The argument in the verse is: such anxiety is unnecessary; God gave the life and the body; will He not give the smaller gifts of food and clothing?
26 . fowls ] Old English for birds; cp.
“Smale fowles maken melodie
That slepen all the night with open yhe.” Chaucer.
There is no argument here against forethought or labour. In one sense “trusting to providence” is idleness and a sin. God has appointed labour as the means whereby man provides for his wants. Even birds shew forethought, and search for the food which God has provided for them.
27 . can add one cubit unto his stature ] As the word translated “stature” also=duration of life, the meaning may be “add a cubit to his life.” Comp. Psalms 39:6 (P. B.), “Thou hast made my days as it were a span long.” This rendering falls in better with the connection. With all his anxiety man cannot add to his length of days, or clothe himself like the flowers.
28 . for raiment ] The birds are an example of God’s care in providing food, the flowers of His care in providing apparel.
the lilies of the field ] identified by Dr Thomson ( Land and Book , p. 256), with a species of lily found in the neighbourhood of Hûlêh. He speaks of having met with “this incomparable flower, in all its loveliness … around the northern base of Tabor, and on the hills of Nazareth, where our Lord spent His youth.” Canon Tristram ( Nat. Hist. of the Bible ) claims this honour for the beautiful and varied anemone coronaria . “If in the wondrous richness of bloom which characterises the Land of Israel in spring any one plant can claim preeminence, it is the anemone, the most natural flower for our Lord to pluck and seize upon as an illustration, whether walking in the fields or sitting on the hill-side.”

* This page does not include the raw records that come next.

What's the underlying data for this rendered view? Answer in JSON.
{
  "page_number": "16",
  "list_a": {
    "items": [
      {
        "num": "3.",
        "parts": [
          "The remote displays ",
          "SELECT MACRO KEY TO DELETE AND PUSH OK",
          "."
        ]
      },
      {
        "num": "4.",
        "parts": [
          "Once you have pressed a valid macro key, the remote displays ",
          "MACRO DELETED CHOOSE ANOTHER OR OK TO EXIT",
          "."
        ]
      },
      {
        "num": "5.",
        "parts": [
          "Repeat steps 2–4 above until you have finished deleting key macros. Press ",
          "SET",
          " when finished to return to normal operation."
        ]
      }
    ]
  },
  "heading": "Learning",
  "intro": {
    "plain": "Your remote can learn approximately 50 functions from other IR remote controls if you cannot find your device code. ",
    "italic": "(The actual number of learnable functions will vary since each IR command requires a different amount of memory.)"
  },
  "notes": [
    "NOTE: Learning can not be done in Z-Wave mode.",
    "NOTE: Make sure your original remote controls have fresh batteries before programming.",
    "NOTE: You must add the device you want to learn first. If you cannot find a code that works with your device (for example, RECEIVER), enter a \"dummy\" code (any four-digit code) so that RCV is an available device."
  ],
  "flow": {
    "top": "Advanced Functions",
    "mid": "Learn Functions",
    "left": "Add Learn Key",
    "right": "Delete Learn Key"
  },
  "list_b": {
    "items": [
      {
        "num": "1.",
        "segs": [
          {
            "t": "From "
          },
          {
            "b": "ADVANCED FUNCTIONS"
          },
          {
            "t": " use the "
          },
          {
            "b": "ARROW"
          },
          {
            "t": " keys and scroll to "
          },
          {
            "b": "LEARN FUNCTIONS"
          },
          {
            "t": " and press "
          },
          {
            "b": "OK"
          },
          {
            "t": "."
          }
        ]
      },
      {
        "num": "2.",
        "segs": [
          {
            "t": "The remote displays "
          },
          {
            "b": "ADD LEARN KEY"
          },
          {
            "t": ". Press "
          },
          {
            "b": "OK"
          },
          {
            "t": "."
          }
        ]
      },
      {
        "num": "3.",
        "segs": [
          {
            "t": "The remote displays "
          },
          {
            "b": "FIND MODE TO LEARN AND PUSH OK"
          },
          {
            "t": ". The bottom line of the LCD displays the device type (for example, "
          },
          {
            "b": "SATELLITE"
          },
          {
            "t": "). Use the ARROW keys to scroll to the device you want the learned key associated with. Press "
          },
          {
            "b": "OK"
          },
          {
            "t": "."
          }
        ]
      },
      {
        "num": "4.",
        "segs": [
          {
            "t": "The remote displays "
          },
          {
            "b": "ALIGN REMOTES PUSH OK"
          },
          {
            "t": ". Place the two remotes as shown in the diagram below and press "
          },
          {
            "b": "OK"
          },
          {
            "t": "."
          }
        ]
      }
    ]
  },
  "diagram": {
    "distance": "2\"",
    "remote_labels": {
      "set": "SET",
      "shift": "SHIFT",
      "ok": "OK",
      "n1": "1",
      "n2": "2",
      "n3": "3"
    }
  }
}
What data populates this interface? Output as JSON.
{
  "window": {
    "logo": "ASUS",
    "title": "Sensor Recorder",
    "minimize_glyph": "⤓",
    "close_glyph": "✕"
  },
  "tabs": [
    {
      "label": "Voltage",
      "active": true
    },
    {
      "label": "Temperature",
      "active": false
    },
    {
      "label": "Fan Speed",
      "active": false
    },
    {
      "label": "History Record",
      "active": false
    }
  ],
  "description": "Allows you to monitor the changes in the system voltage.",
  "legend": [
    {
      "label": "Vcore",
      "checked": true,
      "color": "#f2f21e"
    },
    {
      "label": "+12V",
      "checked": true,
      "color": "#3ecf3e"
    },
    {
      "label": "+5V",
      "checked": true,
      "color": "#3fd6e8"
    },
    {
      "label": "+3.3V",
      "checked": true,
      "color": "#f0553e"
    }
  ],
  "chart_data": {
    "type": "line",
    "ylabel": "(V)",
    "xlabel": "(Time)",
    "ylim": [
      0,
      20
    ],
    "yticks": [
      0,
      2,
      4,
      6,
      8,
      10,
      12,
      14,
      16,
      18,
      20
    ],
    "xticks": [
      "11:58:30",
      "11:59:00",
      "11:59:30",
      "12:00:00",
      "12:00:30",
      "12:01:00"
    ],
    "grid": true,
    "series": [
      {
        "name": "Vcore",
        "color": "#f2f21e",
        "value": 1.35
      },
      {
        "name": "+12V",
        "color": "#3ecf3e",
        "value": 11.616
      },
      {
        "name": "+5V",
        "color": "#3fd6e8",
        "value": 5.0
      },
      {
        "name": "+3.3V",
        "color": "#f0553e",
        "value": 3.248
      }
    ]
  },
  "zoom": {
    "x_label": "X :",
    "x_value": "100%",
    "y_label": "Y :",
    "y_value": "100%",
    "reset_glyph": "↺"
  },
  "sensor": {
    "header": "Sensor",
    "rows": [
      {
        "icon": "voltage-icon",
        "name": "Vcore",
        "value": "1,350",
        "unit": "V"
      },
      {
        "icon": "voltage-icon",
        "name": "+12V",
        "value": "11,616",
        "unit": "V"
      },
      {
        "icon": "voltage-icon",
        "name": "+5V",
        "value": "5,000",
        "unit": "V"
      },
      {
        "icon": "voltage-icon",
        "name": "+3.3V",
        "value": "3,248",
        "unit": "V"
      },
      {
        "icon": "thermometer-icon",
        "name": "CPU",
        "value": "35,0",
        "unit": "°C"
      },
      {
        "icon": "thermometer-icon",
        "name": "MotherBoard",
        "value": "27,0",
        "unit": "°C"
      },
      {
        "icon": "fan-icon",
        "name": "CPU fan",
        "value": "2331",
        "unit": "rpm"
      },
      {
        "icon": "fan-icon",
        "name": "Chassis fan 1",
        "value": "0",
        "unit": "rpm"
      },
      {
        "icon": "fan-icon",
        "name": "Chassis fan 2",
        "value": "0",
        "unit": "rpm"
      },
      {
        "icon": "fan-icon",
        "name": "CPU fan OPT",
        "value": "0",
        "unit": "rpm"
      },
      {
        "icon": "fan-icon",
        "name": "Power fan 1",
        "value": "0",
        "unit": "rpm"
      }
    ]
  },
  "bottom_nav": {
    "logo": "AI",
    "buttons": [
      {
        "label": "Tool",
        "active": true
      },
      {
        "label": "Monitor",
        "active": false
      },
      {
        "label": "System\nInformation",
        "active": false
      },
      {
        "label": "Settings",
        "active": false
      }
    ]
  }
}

29 . was not arrayed ] Rather, arrayed not himself . The middle voice has a special force. Though he arrayed himself, the lilies, who trusted to God for their array, are more beautiful than he.
30 . which to day is ] Rather, though it is to-day .
cast into the oven ] The Jewish oven was a vessel narrower at the top than at the bottom, made of baked clay. Sometimes the fuel was placed within, and the cakes laid against the sides. Sometimes the oven was heated by a fire kindled beneath or around it. Eastern travellers state that wood being rare in most parts of the East, grass, twigs, and straw are commonly used for fuel.
31 . take no thought ] See v. 25.
32 . the Gentiles seek ] Seek with eagerness. A compound verb. The simple verb is used below in the next verse. For the aims of the heathen world read Juvenal Sat. x., or Johnson’s imitation of it “The Vanity of Human Wishes.”
34 . the morrow shall take thought for the things of itself ] The morrow shall have its own anxieties; sufficient for the day is its own distracting evil or distress. This seems to be the force of the Greek word for “evil.” See Schleusner sub voc.